Así, el tráfico de esclavos da de ganar a los navegantes, a los comerciantes, a los prestamistas y a los dueños de astilleros, destilerías, aserraderos, saladeros, molinos, plantaciones y empresas de seguros.
(77 y 193)
Se llama
Sentido común
. El panfleto se publicó a principios de año y ha circulado por las colonias norteamericanas como agua o pan. El autor, Tom Paine, inglés venido a estas tierras hace un par de años, exhorta a declarar la independencia de una buena vez:
El derecho al propio gobierno es nuestro derecho natural. ¿Por qué dudamos?
La monarquía, dice Paine,
es una forma ridícula de gobierno
. En el mejor de los casos, Paine considera al gobierno un mal necesario; en el peor, un mal intolerable. Y la monarquía es el peor de los casos. Cualquier hombre honrado, dice,
vale más que todos los rufianes coronados que hayan existido
, y llama a Jorge III
Real Bestia de la Gran Bretaña
.
En todo el mundo, dice, la libertad es objeto de feroces cacerías. En Europa la miran como a una extraña, Asia y África la han expulsado hace tiempo y los ingleses ya le han advertido que debe irse. Paine exhorta a los colonos de América a que conviertan este suelo en refugio de hombres libres:
¡Recibid a los fugitivos y preparad a tiempo un asilo para la condición humana!
(243)
Inglaterra nunca ha prestado demasiada atención a sus trece colonias en la costa atlántica norteamericana. No tienen oro, ni plata, ni azúcar; nunca le fueron imprescindibles, nunca les impidió crecer. Ellas han caminado solas: así ha sido desde el lejano tiempo en que los peregrinos pisaron por primera vez las tierras pedregosas que llamaron Nueva Inglaterra —y era tan duro el suelo que dicen que hubo que sembrar las semillas a tiros. Ahora, en pleno desarrollo, las trece colonias inglesas necesitan correr.
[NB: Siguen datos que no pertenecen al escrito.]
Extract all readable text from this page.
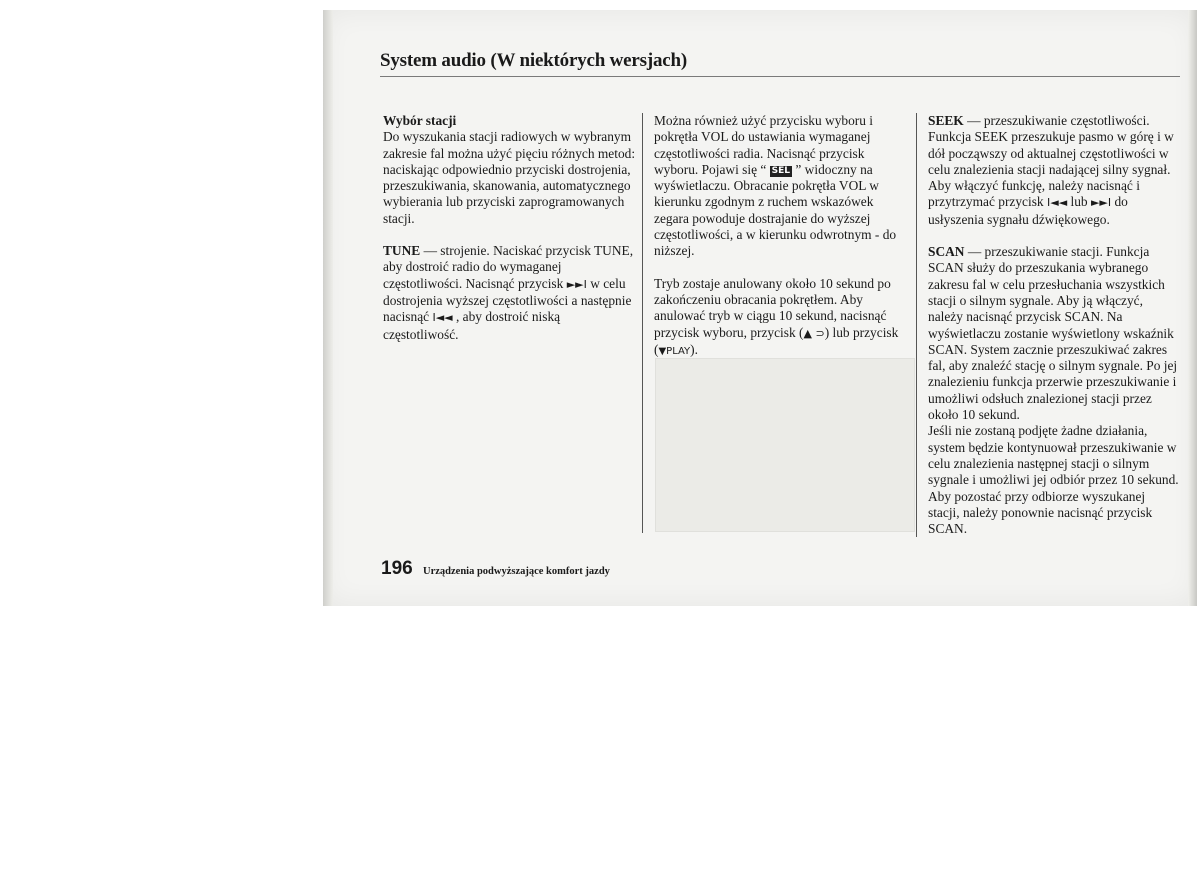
System audio (W niektórych wersjach)

Wybór stacji

Do wyszukania stacji radiowych w wybranym zakresie fal można użyć pięciu różnych metod: naciskając odpowiednio przyciski dostrojenia, przeszukiwania, skanowania, automatycznego wybierania lub przyciski zaprogramowanych stacji.

TUNE — strojenie. Naciskać przycisk TUNE, aby dostroić radio do wymaganej częstotliwości. Nacisnąć przycisk ►►I w celu dostrojenia wyższej częstotliwości a następnie nacisnąć I◄◄ , aby dostroić niską częstotliwość.

Można również użyć przycisku wyboru i pokrętła VOL do ustawiania wymaganej częstotliwości radia. Nacisnąć przycisk wyboru. Pojawi się “ SEL ” widoczny na wyświetlaczu. Obracanie pokrętła VOL w kierunku zgodnym z ruchem wskazówek zegara powoduje dostrajanie do wyższej częstotliwości, a w kierunku odwrotnym - do niższej.

Tryb zostaje anulowany około 10 sekund po zakończeniu obracania pokrętłem. Aby anulować tryb w ciągu 10 sekund, nacisnąć przycisk wyboru, przycisk (▲ ⊃) lub przycisk (▼PLAY).

SEEK — przeszukiwanie częstotliwości. Funkcja SEEK przeszukuje pasmo w górę i w dół począwszy od aktualnej częstotliwości w celu znalezienia stacji nadającej silny sygnał. Aby włączyć funkcję, należy nacisnąć i przytrzymać przycisk I◄◄ lub ►►I do usłyszenia sygnału dźwiękowego.

SCAN — przeszukiwanie stacji. Funkcja SCAN służy do przeszukania wybranego zakresu fal w celu przesłuchania wszystkich stacji o silnym sygnale. Aby ją włączyć, należy nacisnąć przycisk SCAN. Na wyświetlaczu zostanie wyświetlony wskaźnik SCAN. System zacznie przeszukiwać zakres fal, aby znaleźć stację o silnym sygnale. Po jej znalezieniu funkcja przerwie przeszukiwanie i umożliwi odsłuch znalezionej stacji przez około 10 sekund.

Jeśli nie zostaną podjęte żadne działania, system będzie kontynuował przeszukiwanie w celu znalezienia następnej stacji o silnym sygnale i umożliwi jej odbiór przez 10 sekund. Aby pozostać przy odbiorze wyszukanej stacji, należy ponownie nacisnąć przycisk SCAN.

196 Urządzenia podwyższające komfort jazdy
Las trece colonias tienen hambre de Oeste. Muchos pioneros sueñan con lanzarse más allá de las montañas, llevando por equipaje un rifle, un hacha y un puñado de maíz; pero la corona británica ha señalado la frontera en las crestas de los Apalaches y ha reservado a los indios las tierras de más allá. Las trece colonias tienen hambre de mundo. Ya andan sus navíos por todos los mares; pero la corona británica las obliga a comprar lo que ella quiere y a vender donde ella decide.
De un tirón, rompen las ligaduras. Las trece colonias se niegan a seguir tributando obediencia y dinero al rey de una isla tan lejana. Alzan bandera propia, deciden llamarse Estados Unidos de América, reniegan del té y proclaman que el ron, producto nacional, es bebida patriótica.
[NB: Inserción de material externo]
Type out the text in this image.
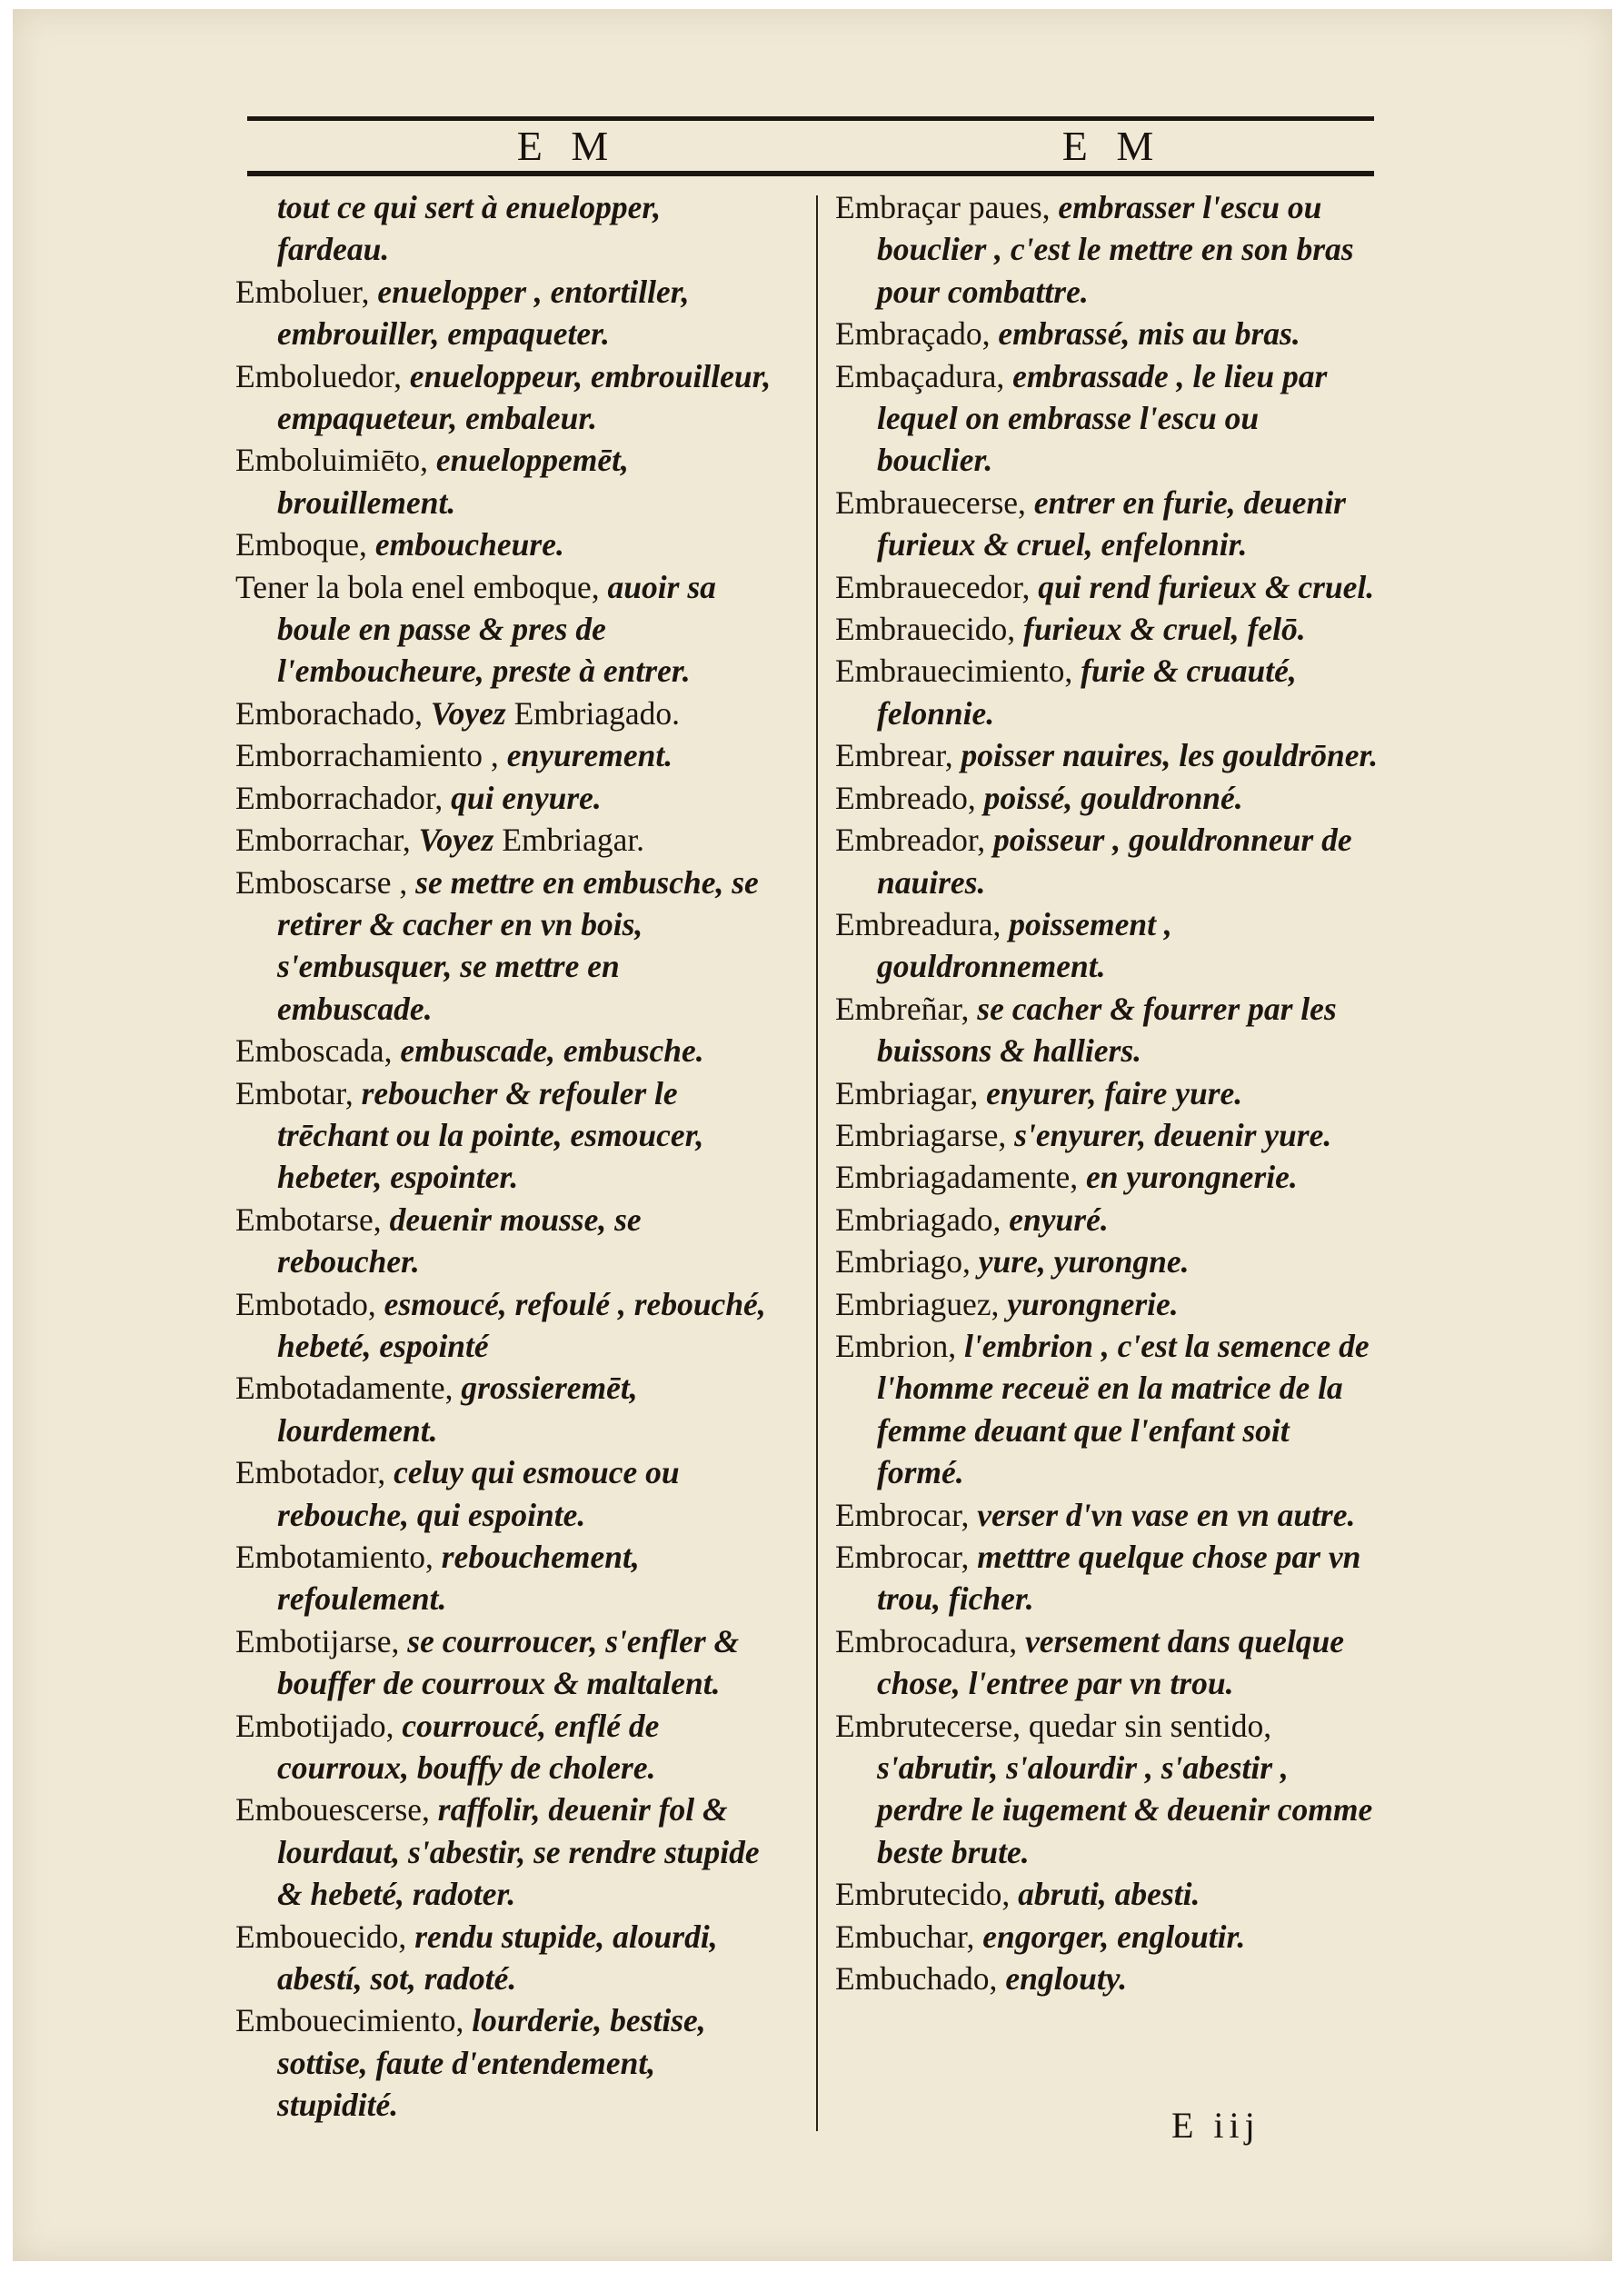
E M	E M
tout ce qui sert à enuelopper, fardeau.
Emboluer, enuelopper , entortiller, embrouiller, empaqueter.
Emboluedor, enueloppeur, embrouilleur, empaqueteur, embaleur.
Emboluimiēto, enueloppemēt, brouillement.
Emboque, emboucheure.
Tener la bola enel emboque, auoir sa boule en passe & pres de l'emboucheure, preste à entrer.
Emborachado, Voyez Embriagado.
Emborrachamiento , enyurement.
Emborrachador, qui enyure.
Emborrachar, Voyez Embriagar.
Emboscarse , se mettre en embusche, se retirer & cacher en vn bois, s'embusquer, se mettre en embuscade.
Emboscada, embuscade, embusche.
Embotar, reboucher & refouler le trēchant ou la pointe, esmoucer, hebeter, espointer.
Embotarse, deuenir mousse, se reboucher.
Embotado, esmoucé, refoulé , rebouché, hebeté, espointé
Embotadamente, grossieremēt, lourdement.
Embotador, celuy qui esmouce ou rebouche, qui espointe.
Embotamiento, rebouchement, refoulement.
Embotijarse, se courroucer, s'enfler & bouffer de courroux & maltalent.
Embotijado, courroucé, enflé de courroux, bouffy de cholere.
Embouescerse, raffolir, deuenir fol & lourdaut, s'abestir, se rendre stupide & hebeté, radoter.
Embouecido, rendu stupide, alourdi, abestí, sot, radoté.
Embouecimiento, lourderie, bestise, sottise, faute d'entendement, stupidité.
Embraçar paues, embrasser l'escu ou bouclier , c'est le mettre en son bras pour combattre.
Embraçado, embrassé, mis au bras.
Embaçadura, embrassade , le lieu par lequel on embrasse l'escu ou bouclier.
Embrauecerse, entrer en furie, deuenir furieux & cruel, enfelonnir.
Embrauecedor, qui rend furieux & cruel.
Embrauecido, furieux & cruel, felō.
Embrauecimiento, furie & cruauté, felonnie.
Embrear, poisser nauires, les gouldrōner.
Embreado, poissé, gouldronné.
Embreador, poisseur , gouldronneur de nauires.
Embreadura, poissement , gouldronnement.
Embreñar, se cacher & fourrer par les buissons & halliers.
Embriagar, enyurer, faire yure.
Embriagarse, s'enyurer, deuenir yure.
Embriagadamente, en yurongnerie.
Embriagado, enyuré.
Embriago, yure, yurongne.
Embriaguez, yurongnerie.
Embrion, l'embrion , c'est la semence de l'homme receuë en la matrice de la femme deuant que l'enfant soit formé.
Embrocar, verser d'vn vase en vn autre.
Embrocar, metttre quelque chose par vn trou, ficher.
Embrocadura, versement dans quelque chose, l'entree par vn trou.
Embrutecerse, quedar sin sentido, s'abrutir, s'alourdir , s'abestir , perdre le iugement & deuenir comme beste brute.
Embrutecido, abruti, abesti.
Embuchar, engorger, engloutir.
Embuchado, englouty.
E iij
Todos los hombres nacen iguales
, dice la declaración de independencia. Los esclavos, medio millón de esclavos negros, ni se enteran.
(130 y 224)
El redactor de la declaración de independencia, certificado de nacimiento de los Estados Unidos, es hombre de mil talentos y curiosidades.
Incansable lector de termómetros, barómetros y libros, Thomas Jefferson pregunta y descubre, persiguiendo la revelación de la naturaleza y queriendo abrazar todas las dimensiones del pensamiento humano. Está reuniendo una fabulosa biblioteca y un universo de piedras, fósiles y plantas; y sabe todo lo que saberse pueda sobre la filosofía neoplatónica, la gramática latina, la estructura de la lengua griega y la organización de la sociedad a través de la historia. Conoce a fondo su tierra de Virginia, cada hijo y abuelo de cada familia, cada brizna de hierba; y está al día con las novedades de la técnica en el mundo. Disfruta ensayando máquinas de vapor, nuevos modelos de arados y métodos originales para producir manteca y queso. Él ha imaginado su mansión de Monticello y la ha diseñado y construido sin error.
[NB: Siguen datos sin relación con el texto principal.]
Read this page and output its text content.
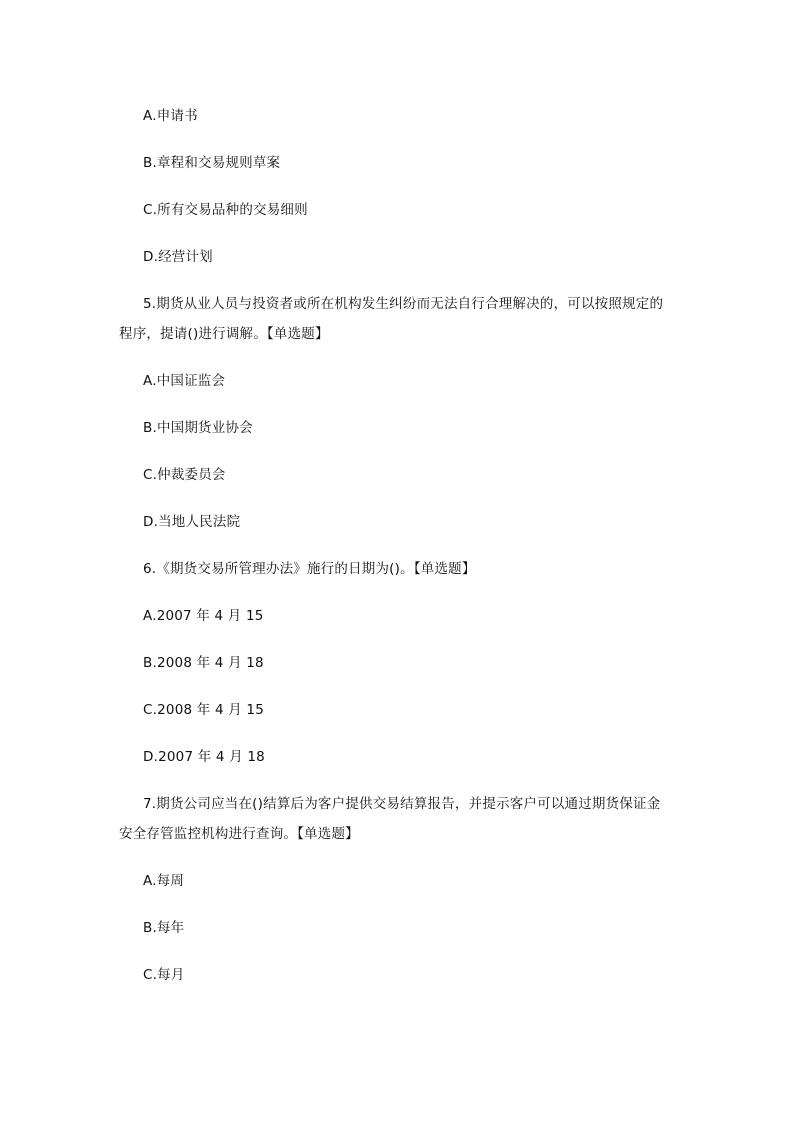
A.申请书
B.章程和交易规则草案
C.所有交易品种的交易细则
D.经营计划
5.期货从业人员与投资者或所在机构发生纠纷而无法自行合理解决的，可以按照规定的
程序，提请()进行调解。【单选题】
A.中国证监会
B.中国期货业协会
C.仲裁委员会
D.当地人民法院
6.《期货交易所管理办法》施行的日期为()。【单选题】
A.2007 年 4 月 15
B.2008 年 4 月 18
C.2008 年 4 月 15
D.2007 年 4 月 18
7.期货公司应当在()结算后为客户提供交易结算报告，并提示客户可以通过期货保证金
安全存管监控机构进行查询。【单选题】
A.每周
B.每年
C.每月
Los puritanos contaban la población por
almas
. Jefferson la cuenta por
individuos de la especie humana
. Dentro de la especie, los negros son casi iguales. Los negros tienen aceptable memoria y ninguna imaginación y su pobre inteligencia jamás podría entender a Euclides. Aristócrata de Virginia, Jefferson predica la democracia, una democracia de propietarios, y la libertad de pensamiento y fe; pero defiende la jerarquía del sexo y de los colores. Sus planes de educación no alcanzan a las mujeres, ni a los indios, ni a los negros. Jefferson condena la esclavitud y es, y seguirá siendo, amo de esclavos. Más lo atraen las mulatas que las blancas, pero tiene pánico a la pérdida de la pureza racial y cree que la mezcla de sangres es la peor de las tentaciones que acechan al colono blanco.